Straddling the concerns of the bed-sit poet, the forever lovelorn, the social misfit and the terminal daydreamer; they are a band truly out of time. Little wonder then that they should be championed by fellow pastoral outsider Andy Partridge from XTC and are signed to his Ape label.
The Brighton trio have been quietly doing their acoustic thing since 1997, and are led by ex-Levitation keyboard /guitar player Bob White, along with two fellow cohorts lost forever in a twilight beer-hall world of times gone by, with gentle sentiments and lulling acoustic charms. The Milk and Honey Band are host to forlorn melodies, chiming guitars, and all that English whimsy pop could offer and left to curdle on the shelf .
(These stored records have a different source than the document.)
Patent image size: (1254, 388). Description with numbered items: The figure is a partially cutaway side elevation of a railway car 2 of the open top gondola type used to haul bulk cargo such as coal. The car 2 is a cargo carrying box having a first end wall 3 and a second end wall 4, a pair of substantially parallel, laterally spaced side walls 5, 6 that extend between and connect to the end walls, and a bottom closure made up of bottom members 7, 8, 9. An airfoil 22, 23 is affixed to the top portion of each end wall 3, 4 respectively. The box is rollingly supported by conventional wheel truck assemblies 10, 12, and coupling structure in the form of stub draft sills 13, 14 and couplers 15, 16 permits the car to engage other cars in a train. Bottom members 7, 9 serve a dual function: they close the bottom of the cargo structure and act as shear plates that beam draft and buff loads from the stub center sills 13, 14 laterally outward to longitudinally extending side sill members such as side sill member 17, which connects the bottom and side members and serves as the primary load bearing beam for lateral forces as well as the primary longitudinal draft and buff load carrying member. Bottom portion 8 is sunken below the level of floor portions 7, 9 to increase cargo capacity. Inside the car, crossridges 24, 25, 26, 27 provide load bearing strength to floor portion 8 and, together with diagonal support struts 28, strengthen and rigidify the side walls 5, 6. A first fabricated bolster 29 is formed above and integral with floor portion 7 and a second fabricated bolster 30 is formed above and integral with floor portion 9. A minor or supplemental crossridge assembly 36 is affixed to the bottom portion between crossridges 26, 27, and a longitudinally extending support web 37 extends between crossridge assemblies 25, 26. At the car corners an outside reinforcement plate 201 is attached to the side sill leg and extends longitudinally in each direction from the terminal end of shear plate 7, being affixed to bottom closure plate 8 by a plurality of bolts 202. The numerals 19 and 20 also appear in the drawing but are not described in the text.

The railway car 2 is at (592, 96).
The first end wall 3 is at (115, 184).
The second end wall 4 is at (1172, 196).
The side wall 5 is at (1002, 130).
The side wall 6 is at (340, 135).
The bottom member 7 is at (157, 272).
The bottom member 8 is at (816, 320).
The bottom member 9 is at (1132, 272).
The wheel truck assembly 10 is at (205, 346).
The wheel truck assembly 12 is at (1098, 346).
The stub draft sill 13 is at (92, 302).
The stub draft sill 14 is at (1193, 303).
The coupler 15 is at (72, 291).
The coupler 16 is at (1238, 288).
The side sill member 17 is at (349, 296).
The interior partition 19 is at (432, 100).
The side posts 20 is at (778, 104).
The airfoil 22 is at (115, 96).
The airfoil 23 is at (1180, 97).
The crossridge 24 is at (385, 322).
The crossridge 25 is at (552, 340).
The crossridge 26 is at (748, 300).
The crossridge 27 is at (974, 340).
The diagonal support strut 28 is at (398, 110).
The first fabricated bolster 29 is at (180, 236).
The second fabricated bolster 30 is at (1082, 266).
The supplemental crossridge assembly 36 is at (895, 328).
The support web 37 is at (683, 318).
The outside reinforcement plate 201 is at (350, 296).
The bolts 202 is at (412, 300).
Resolutely upbeat lyrics, delivered in a voice tinged with regret, of sunny days, suitably distant girls, and starry-eyed vague dreamers, call to mind Crowded House, the wobbly vibrato of David Gray, Elliot Smith, or Ron Sexsmith in their close-harmony-laden syrupy nostalgia. This is not all limp-wristed acoustic feyness though, they do have some musical backbone, but it seems set in a resolutely stooped and apologetic stance when attempting to rock out. Once they have set up camp the formula is repeated ad nauseum. An enthusiastically strummed acoustic guitar figure circles away, while Bob keens and moans (albeit harmonically) an electric guitar comes in with a little bit of phase to make it a bit ‘far out’ while the drumming is solid, if uninspired.
Four Leaf Clover does have a certain charm, in its village-green brass-band wooziness, Boy From The Moon possesses an experimental shuffling groove, briefly daft lyrics (‘little jimmy’s grown up/ looking like a donut’) and Road builds and falls through some fine guitar and keyboard wig-out, at times recalling Doves, to lift this above the rest.
Silver Horse does rock out in a droning fashion, with guitars chiming around lush orchestrations and dense banks of phased keyboards. Several tracks practically disappear with the sleightness of touch, Sold My Star and Satellite are vague wisps of mildewy codswallop that offer nothing in the way of variety and become practically indistinguishable from the rest of the syrupy badness.
The Secret Life of the Milk and Honey Band is not outright offensive, just too much sustained downbeat sweetness which produces the urge to give them a hearty slap to wake them from their nostalgic reverie. Like eating trifle, it’s good once but not for ever. These are songs for rainy days waiting for the sun. The only problem is that once the sun is shining, milk and honey are furthest from your mind.